I happened to hear this latter figure yesterday, when in the gym I frequent, I was subjected to an afternoon Fox News program. The anchor mentioned, in one breath, that Greeks retire at fifty, and are less evolved than Americans because when they have a problem with the government, they take to the streets.
I’ve never been good at math, but doesn’t early retirement make jobs available to more people? (As does the thirty-five hour work week in France?) Most European countries have chronically high unemploy- ment, compared to what used to be ours, yet they have free schools, free health care, five weeks vacation and, in the case of Greece, two extra months of salary, as used to be, and perhaps still is, the case in Italy.
It’s difficult not to see a connection between the fact that Europeans are more likely to take to the streets than Americans, and the fact that European workers manage to get and keep a much better deal than American workers.
An outgrowth, no doubt, of the ancient Greek agora, where direct democracy was practiced for a while. As populations increased, direct democracy became impractical, Kings and feudal lords arose, and ‘the demos’ were mightily used and abused.

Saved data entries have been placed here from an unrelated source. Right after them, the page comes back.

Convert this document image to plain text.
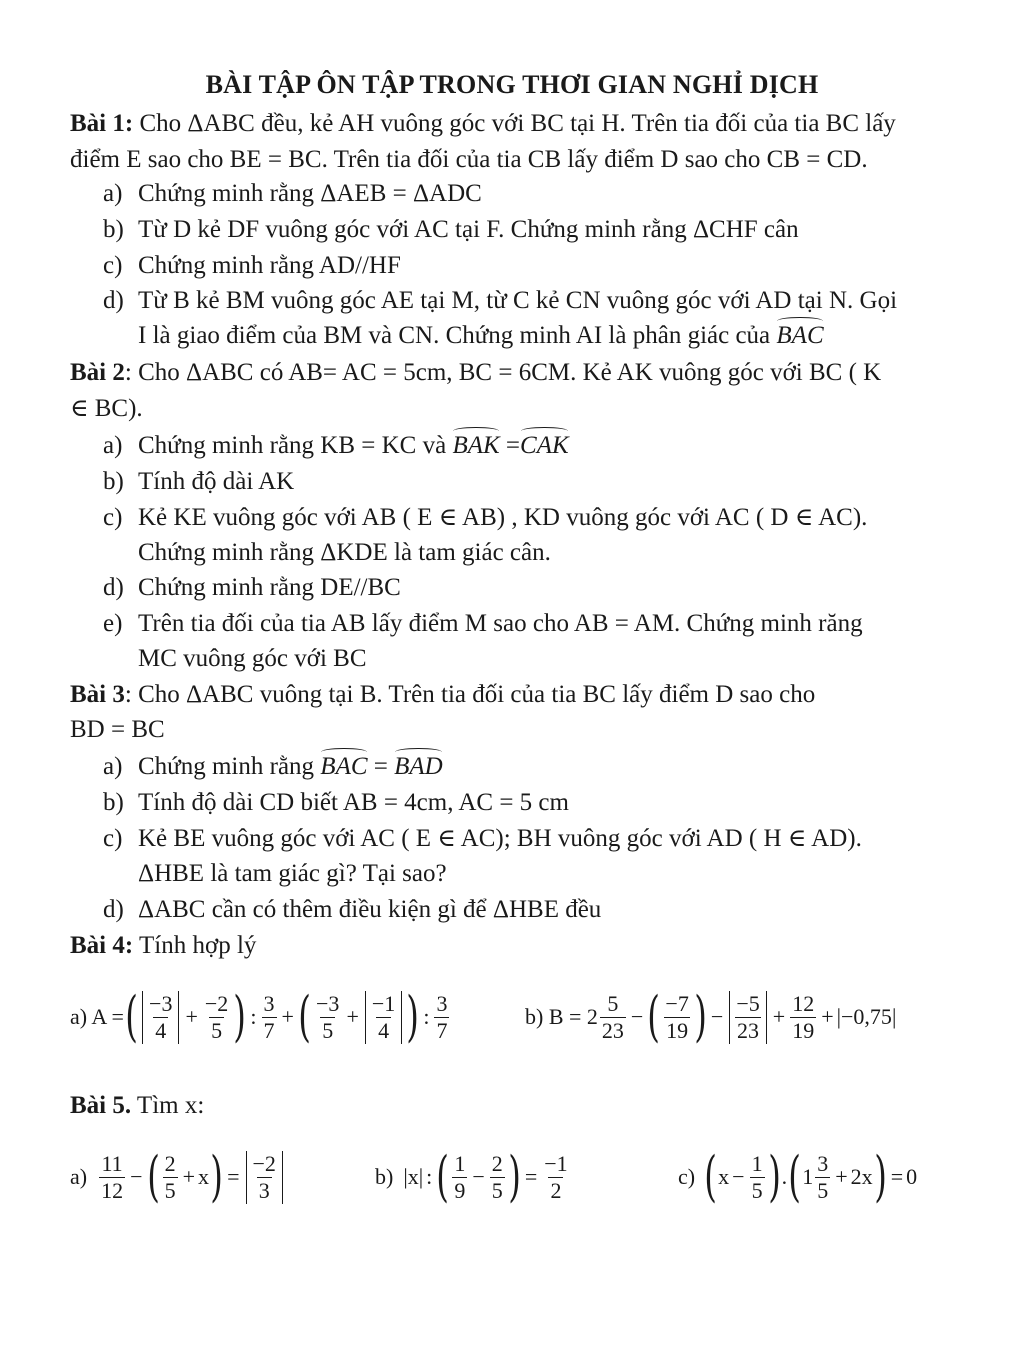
BÀI TẬP ÔN TẬP TRONG THƠI GIAN NGHỈ DỊCH
Bài 1: Cho ΔABC đều, kẻ AH vuông góc với BC tại H. Trên tia đối của tia BC lấy
điểm E sao cho BE = BC. Trên tia đối của tia CB lấy điểm D sao cho CB = CD.
a) Chứng minh rằng ΔAEB = ΔADC
b) Từ D kẻ DF vuông góc với AC tại F. Chứng minh rằng ΔCHF cân
c) Chứng minh rằng AD//HF
d) Từ B kẻ BM vuông góc AE tại M, từ C kẻ CN vuông góc với AD tại N. Gọi
I là giao điểm của BM và CN. Chứng minh AI là phân giác của BAC
Bài 2: Cho ΔABC có AB= AC = 5cm, BC = 6CM. Kẻ AK vuông góc với BC ( K
∈ BC).
a) Chứng minh rằng KB = KC và BAK =CAK
b) Tính độ dài AK
c) Kẻ KE vuông góc với AB ( E ∈ AB) , KD vuông góc với AC ( D ∈ AC).
Chứng minh rằng ΔKDE là tam giác cân.
d) Chứng minh rằng DE//BC
e) Trên tia đối của tia AB lấy điểm M sao cho AB = AM. Chứng minh răng
MC vuông góc với BC
Bài 3: Cho ΔABC vuông tại B. Trên tia đối của tia BC lấy điểm D sao cho
BD = BC
a) Chứng minh rằng BAC = BAD
b) Tính độ dài CD biết AB = 4cm, AC = 5 cm
c) Kẻ BE vuông góc với AC ( E ∈ AC); BH vuông góc với AD ( H ∈ AD).
ΔHBE là tam giác gì? Tại sao?
d) ΔABC cần có thêm điều kiện gì để ΔHBE đều
Bài 4: Tính hợp lý
a) A = ( $\frac{-3}{4} + \frac{-2}{5}$ ) : $\frac{3}{7}$ + ( $\frac{-3}{5} + \frac{-1}{4}$ ) : $\frac{3}{7}$	b) $B = 2 \frac{5}{23}$ − ( $\frac{-7}{19}$ ) − $\frac{-5}{23} + \frac{12}{19}$ + | −0,75 |
Bài 5. Tìm x:
$a) \frac{11}{12}$ − ( $\frac{2}{5} + x$ ) = $\frac{-2}{3}$	b) |x| : ( $\frac{1}{9} - \frac{2}{5}$ ) = $\frac{-1}{2}$	c) ( $x - \frac{1}{5}$ ) . ( $1 \frac{3}{5} + 2x$ ) = 0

All that is long since past: direct democracy is making a comeback, thanks to texting, and in Europe, at least, cradle to grave security is the norm. Meanwhile the United States prepares to follow the lead of its biggest state, Texas, in expunging from textbooks the likes of Thomas Jefferson, replacing the phrase ‘democratic societies’, with ‘societies with representative government’, and ‘capitalism’ with ‘free enterprise’, dropping all references to the Enlightenment.
Thus, while Americans wring their hands in despair at the ruination of the Gulf wetlands and lost income for our fishing industry at the hands of oil company-led cowboy capitalism, they’re being warned against what must, in the end, prevail: the cradle to grave democratic socialism the Greeks are currently defending, that puts people ahead of profits.